For two days the attackers battered away without major success, but then the nerve of the Turkish commander cracked. He led his 20,000 men out in a night sortie and almost got clean away, but they were detected and pursued to the banks of the Amu Darya, where they were massacred. At this the city surrendered, all but four hundred loyalists in the citadel. Genghis ordered the citizens to fill up the moat around the citadel, then brought up heavy catapults which breached the walls. Even so, the defenders managed to fight on for an amazing eleven days before they were finally taken and massacred.On and on it goes for 500 pages, a dismal 40-year chronicle of wars, sieges, massacres, executions, poisonings, slaughters, rapes, more massacres, more battles, more sieges, and more massacres. The numbers of killed are fantastic: 30 million dead during the Mongols' 25-year conquest of northern China, 7 million in Persia, 500,000 in Russia. The numbers are not reliable but they do represent serious attempts to come to grips with what the contemporary sources show us: death in battle, death by massacre, death by starvation and disease in besieged cities, death of refugees driven from their homes, death in floods caused by deliberately broken dykes, death by suicide and despair. All across Asia chroniclers report gigantic piles of skulls around empty, broken cities; battlefields covered with bones, where so much human fat soaked into the soil that it remained greasy for a generation; whole districts so devastated that they did not recover for centuries. Bukhara, the city whose fate is described above, is said not to have recovered its pre-Mongol population for 400 years.
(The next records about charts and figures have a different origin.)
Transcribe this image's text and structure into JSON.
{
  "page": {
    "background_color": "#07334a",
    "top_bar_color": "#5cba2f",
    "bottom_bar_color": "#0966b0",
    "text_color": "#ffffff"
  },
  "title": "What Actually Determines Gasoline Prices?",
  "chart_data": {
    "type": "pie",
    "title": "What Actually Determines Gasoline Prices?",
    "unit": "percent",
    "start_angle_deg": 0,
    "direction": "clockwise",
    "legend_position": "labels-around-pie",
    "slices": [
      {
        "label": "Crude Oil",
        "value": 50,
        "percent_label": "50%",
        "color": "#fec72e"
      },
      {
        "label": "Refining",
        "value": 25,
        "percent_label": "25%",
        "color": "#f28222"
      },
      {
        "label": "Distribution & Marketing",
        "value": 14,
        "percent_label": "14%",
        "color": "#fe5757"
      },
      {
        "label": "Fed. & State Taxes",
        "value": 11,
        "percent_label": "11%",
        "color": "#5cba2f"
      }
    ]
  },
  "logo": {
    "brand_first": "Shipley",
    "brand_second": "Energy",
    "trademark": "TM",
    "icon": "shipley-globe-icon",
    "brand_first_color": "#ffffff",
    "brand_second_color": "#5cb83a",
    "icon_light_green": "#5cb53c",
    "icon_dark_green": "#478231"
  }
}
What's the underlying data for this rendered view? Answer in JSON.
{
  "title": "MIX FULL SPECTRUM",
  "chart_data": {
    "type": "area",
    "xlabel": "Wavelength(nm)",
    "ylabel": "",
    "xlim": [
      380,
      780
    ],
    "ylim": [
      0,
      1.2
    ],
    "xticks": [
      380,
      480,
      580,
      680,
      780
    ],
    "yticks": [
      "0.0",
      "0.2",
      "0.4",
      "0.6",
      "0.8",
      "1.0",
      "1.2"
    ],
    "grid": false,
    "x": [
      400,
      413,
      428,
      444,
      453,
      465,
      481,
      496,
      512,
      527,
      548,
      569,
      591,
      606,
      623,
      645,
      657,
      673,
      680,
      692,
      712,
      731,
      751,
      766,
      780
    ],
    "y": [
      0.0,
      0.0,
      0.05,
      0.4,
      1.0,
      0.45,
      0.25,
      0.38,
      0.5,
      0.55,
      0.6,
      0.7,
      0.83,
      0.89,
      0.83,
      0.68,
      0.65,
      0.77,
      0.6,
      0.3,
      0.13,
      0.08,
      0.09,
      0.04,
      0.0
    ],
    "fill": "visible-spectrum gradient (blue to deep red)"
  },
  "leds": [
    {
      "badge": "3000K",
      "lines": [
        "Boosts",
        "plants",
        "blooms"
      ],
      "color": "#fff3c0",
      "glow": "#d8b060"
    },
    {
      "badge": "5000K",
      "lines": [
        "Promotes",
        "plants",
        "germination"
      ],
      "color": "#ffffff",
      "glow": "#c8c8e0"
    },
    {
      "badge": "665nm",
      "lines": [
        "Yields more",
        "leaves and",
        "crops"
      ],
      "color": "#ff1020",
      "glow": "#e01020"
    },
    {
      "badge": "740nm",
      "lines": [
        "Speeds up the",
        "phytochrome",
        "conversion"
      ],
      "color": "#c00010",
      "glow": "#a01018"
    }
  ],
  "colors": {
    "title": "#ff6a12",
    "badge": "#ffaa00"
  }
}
Nearby Samarkand, sacked twice, remained a shell of its former self until it was refounded by Tamerlane in the 1380s, 160 years later.
Genghis decided to make an example of Bukhara that would cause the rest of the shah's empire to tremble. [First, the Mongols identify the 280 richest men in the city and seize all their wealth.] Then an order went out that all people of all ranks had to leave the city in just the clothes they stood up in, with the exception of nublie women, who were then sacrificed to his licentious soldiery in an orgy of mass rape. Young males were corralled for use as human shields in the next battle or siege, while artisans and crafsmen of note were sent to Mongolia.
For 40 years, no one could stand against them.
And in the evolutionary sense, the Mongols were winners like few others. You have probably heard that a Y chromosome variant shared by 13 million men across Asia almost certainly comes from Genghis Khan's family, and if lesser Mongols did not do so well, they certainly did better than all the men they slaughtered.
It's a grim lesson in what life might be like, and why we need to constantly be working to keep it from becoming that way in our own time.
Frank McLynn, Genghis Khan: His Conquests, His Empire, His Legacy. Da Capo Press, 2015.